Edith Marold 2017, ‘Peder Hansen Resen (1625-88)’ in Kari Ellen Gade and Edith Marold (eds), Poetry from Treatises on Poetics. Skaldic Poetry of the Scandinavian Middle Ages 3. Turnhout: Brepols [check printed volume for citation].
Peder Hansen Resen was a member of an educated Danish family; his father was Bishop Hans Hansen Resen, and his grandfather Bishop Hans Poulsen Resen (see Resen 1977, 9-10). After studying theology in Copenhagen and jurisprudence in Leiden (The Netherlands), France and Italy, he became Professor of Ethics at the University of Copenhagen in 1657, and was later appointed Professor of Jurisprudence at the same institution. He occupied several public offices as judge and was a high-ranking official.
Resen’s special area of interest was in the Old Danish law and he was the first to give lectures on Danish law at the University of Copenhagen. He published, among other things, an edition of the Norwegian Hirðskrá, the medieval law of the king’s retainers. Most of his energy was devoted to Atlas Danicus, a large compilation of historical materials of which only a few parts were later printed.
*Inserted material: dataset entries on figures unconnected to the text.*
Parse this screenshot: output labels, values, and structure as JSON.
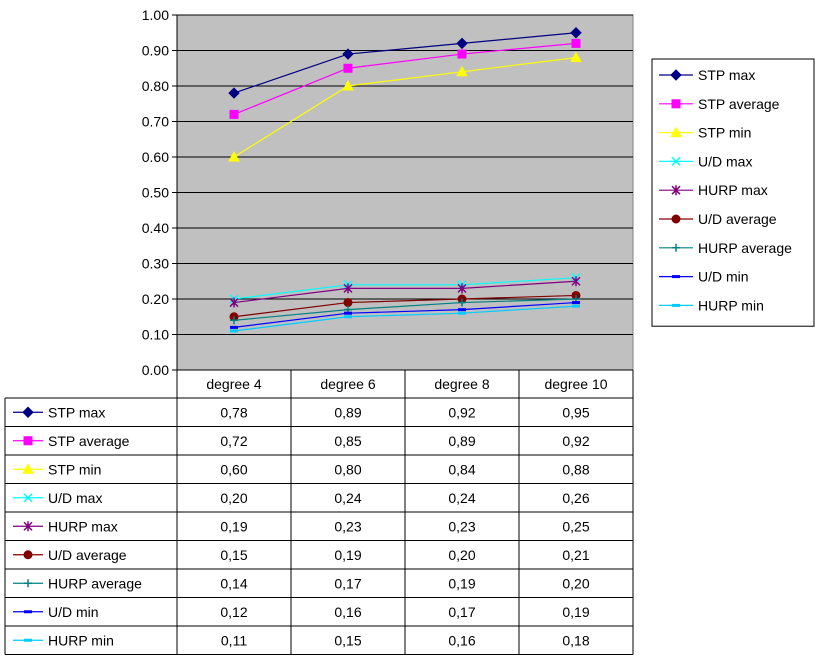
{
  "chart_data": {
    "type": "line",
    "title": "",
    "xlabel": "",
    "ylabel": "",
    "categories": [
      "degree 4",
      "degree 6",
      "degree 8",
      "degree 10"
    ],
    "ylim": [
      0,
      1
    ],
    "yticks": [
      "0.00",
      "0.10",
      "0.20",
      "0.30",
      "0.40",
      "0.50",
      "0.60",
      "0.70",
      "0.80",
      "0.90",
      "1.00"
    ],
    "grid": true,
    "plot_background": "#c0c0c0",
    "legend_position": "right",
    "data_table": true,
    "series": [
      {
        "name": "STP max",
        "color": "#000080",
        "marker": "diamond",
        "values": [
          0.78,
          0.89,
          0.92,
          0.95
        ],
        "labels": [
          "0,78",
          "0,89",
          "0,92",
          "0,95"
        ]
      },
      {
        "name": "STP average",
        "color": "#ff00ff",
        "marker": "square",
        "values": [
          0.72,
          0.85,
          0.89,
          0.92
        ],
        "labels": [
          "0,72",
          "0,85",
          "0,89",
          "0,92"
        ]
      },
      {
        "name": "STP min",
        "color": "#ffff00",
        "marker": "triangle",
        "values": [
          0.6,
          0.8,
          0.84,
          0.88
        ],
        "labels": [
          "0,60",
          "0,80",
          "0,84",
          "0,88"
        ]
      },
      {
        "name": "U/D max",
        "color": "#00ffff",
        "marker": "x",
        "values": [
          0.2,
          0.24,
          0.24,
          0.26
        ],
        "labels": [
          "0,20",
          "0,24",
          "0,24",
          "0,26"
        ]
      },
      {
        "name": "HURP max",
        "color": "#800080",
        "marker": "star",
        "values": [
          0.19,
          0.23,
          0.23,
          0.25
        ],
        "labels": [
          "0,19",
          "0,23",
          "0,23",
          "0,25"
        ]
      },
      {
        "name": "U/D average",
        "color": "#800000",
        "marker": "circle",
        "values": [
          0.15,
          0.19,
          0.2,
          0.21
        ],
        "labels": [
          "0,15",
          "0,19",
          "0,20",
          "0,21"
        ]
      },
      {
        "name": "HURP average",
        "color": "#008080",
        "marker": "plus",
        "values": [
          0.14,
          0.17,
          0.19,
          0.2
        ],
        "labels": [
          "0,14",
          "0,17",
          "0,19",
          "0,20"
        ]
      },
      {
        "name": "U/D  min",
        "color": "#0000ff",
        "marker": "dash",
        "values": [
          0.12,
          0.16,
          0.17,
          0.19
        ],
        "labels": [
          "0,12",
          "0,16",
          "0,17",
          "0,19"
        ]
      },
      {
        "name": "HURP min",
        "color": "#00ccff",
        "marker": "dash",
        "values": [
          0.11,
          0.15,
          0.16,
          0.18
        ],
        "labels": [
          "0,11",
          "0,15",
          "0,16",
          "0,18"
        ]
      }
    ]
  }
}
The main corpus of this work was destroyed in the fire of 1728 at the university’s library. Resen was also very interested in Old Icelandic literature and was the first to publish printed editions of Vǫluspá and Hávamál. His print edition of Snorra Edda, Edda Islandorum (RE 1665; see Section 4.1.3 above) was based on a trilingual (Icelandic, Danish, Latin) compilation (now lost) by the Royal Historiographer S. J. Stephanius, which in turn was derived from a bilingual (Danish-Icelandic) version of Magnús Ólafsson’s Edda (LaufE), owned by Bishop Hans Poulsen Resen, Peder Hansen Resen’s grandfather, and from Magnús Ólafsson’s own Latin translation of LaufE (for a stemma of the different versions, see LaufE 1979, 92).